Vinyl banners are a form of outdoor advertising. Most banners are now digitally printed on large format inkjet printers which are capable of printing a full color outdoor billboard on a single piece of material.

Materials
The most commonly used material is a heavy weight vinyl technically known as PVC. The weights of the different banner substrates range from as light as 9 ounces to as heavy as 22 ounces per square yard (900gsm), and may be double- or single-sided. Grommets (eyelets) can also be added in order to facilitate hanging of the banner. A high frequency weld, stitching or banner hem tape are also used to fasten the hems neatly, and provide the insertion of grommets / eyelets. Large banners (which can be so large that they cover the side of a building) are usually printed on a special mesh pvc material so that some wind can pass through them.

Printing
There are various types of vinyl banner. Its useful life ranges from 3–5 years.

 Digitally printed banners: printed with aqueous (water-based), eco-solvent, solvent-based inks or UV-curable inkjet inks. The latter three types tend to contain durable pigments, which provide superior weather and UV-fading resistance.  Large format inkjet printers are usually used, usually manufactured by companies such as HP, EFi Vutek, Mimaki, Roland, Mutoh, or one of many Chinese or Korean manufacturers.  Very large banners may be produced using "grand format inkjet printers" of >2.5m width, or computer-controlled airbrush devices which print the ink directly onto the banner material.
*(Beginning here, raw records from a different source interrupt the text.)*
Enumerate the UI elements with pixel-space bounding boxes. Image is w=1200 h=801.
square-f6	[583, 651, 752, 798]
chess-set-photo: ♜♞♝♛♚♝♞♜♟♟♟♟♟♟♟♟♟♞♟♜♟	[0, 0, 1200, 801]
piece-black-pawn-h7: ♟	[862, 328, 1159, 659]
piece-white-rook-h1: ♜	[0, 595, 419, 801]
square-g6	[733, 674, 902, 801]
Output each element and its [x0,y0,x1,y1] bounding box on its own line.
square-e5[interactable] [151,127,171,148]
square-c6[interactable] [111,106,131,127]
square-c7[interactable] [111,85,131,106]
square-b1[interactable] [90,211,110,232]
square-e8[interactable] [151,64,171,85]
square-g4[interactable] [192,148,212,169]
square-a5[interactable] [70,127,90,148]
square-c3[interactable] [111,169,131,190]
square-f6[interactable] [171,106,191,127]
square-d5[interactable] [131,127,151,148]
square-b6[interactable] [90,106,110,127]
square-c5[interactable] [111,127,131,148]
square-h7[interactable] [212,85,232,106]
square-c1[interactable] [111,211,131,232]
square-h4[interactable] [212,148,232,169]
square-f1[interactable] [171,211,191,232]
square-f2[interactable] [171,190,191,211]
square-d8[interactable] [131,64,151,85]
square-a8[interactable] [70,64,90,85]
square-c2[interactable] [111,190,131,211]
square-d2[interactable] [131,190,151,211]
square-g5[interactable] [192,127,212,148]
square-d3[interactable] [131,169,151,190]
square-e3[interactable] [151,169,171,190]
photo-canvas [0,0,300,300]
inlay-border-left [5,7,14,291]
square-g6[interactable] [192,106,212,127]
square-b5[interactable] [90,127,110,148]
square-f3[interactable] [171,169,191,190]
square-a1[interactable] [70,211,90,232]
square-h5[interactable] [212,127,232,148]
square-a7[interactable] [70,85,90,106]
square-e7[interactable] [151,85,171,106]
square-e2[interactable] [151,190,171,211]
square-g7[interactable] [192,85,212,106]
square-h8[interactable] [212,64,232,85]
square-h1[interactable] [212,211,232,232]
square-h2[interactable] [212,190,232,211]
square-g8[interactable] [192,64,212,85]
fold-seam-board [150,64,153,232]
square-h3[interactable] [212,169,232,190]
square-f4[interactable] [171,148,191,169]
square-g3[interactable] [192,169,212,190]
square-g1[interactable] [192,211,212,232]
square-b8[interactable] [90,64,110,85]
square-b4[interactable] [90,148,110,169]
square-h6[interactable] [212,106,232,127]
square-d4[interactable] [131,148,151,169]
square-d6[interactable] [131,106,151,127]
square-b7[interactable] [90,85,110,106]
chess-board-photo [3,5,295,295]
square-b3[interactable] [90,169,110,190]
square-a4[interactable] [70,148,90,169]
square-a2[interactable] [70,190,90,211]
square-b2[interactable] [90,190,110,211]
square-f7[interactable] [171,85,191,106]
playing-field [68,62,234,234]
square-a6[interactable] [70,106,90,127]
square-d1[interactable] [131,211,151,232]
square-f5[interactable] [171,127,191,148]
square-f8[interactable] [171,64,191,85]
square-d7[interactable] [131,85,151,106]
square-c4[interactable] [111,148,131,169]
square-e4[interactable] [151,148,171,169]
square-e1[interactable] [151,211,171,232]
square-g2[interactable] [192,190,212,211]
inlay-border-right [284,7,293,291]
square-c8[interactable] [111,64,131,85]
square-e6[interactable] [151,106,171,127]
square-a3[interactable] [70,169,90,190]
Some of the fastest wide and grand format inkjet printers are capable of printing up to  per hour.
 Vinyl lettered banners: produced by applying individual elements cut from self-adhesive vinyl by a computer-driven vinyl cutter. This method is now uncommon with the advent of large format printing.
 Screenprinted: produced using screenprinting, in which different colors are laid down one at a time using screens comprising an imaged stencil, through which the screen printing ink passes.  Screen printing may be done on hand benches, single / dual colour machines, or on high-performance multi-colour screen presses which can print at about 1,000 m2 per hour plus. Screenprinting is usually reserved for large quantities of the same banner due to cost-effectiveness but is closely matched and even surpassed by digitally printed banners.
 Painted: hand-painted graphics and lettering. These type of banners are uncommon with the advent of modern printing.

Finishing

 Hems: the most common form of finishing for vinyl banners. Hems allow for the more secure insertion of grommets or eyelets which allow the banner to be fixed or hung.
 Eyelets: (or grommets) are small (typically 12.5mm diameter inner) metal rings secured into the banner hem which allow rope, clips or bungee cord to be attached to the banner to aid fixing.
 Pole Pockets: vinyl banners can be finished with pole pockets, usually at the top and/or bottom where a loop is made from the same continuous material and fixed to the back of the banner by a high frequency weld, stitching or banner hem tape. This is common on scaffold banners where a scaffold pole is slid though to secure the banner on site. Hung banners can have a pole pocket at the bottom to hold a weighted bar which can add tension to the display and prevent it from billowing up.

Applications
Vinyl banners have many uses and applications. They are most often used to promote a company's logo, a special promotion, event, team or school. Since vinyl is a very flexible as well as portable material you can see vinyl banners just about anywhere. Vinyl banners are commonly seen as billboards, table banners, trade show banners, building banners, street banners, festival banners, as well as stadium flags.

A quality vinyl banner will also use an outside hem to ensure that Grommets are secured properly. Grommets are the nickel holes that enable the banner to be hung on fence posts, walls, or on the side of buildings. In windy conditions, if Grommets are not fastened into the hem of a vinyl banner, these grommet holes will easily tear out of the banner. Banner hem tapes are also used as decorative trim and to prevent delamination and lifting of vinyl hems.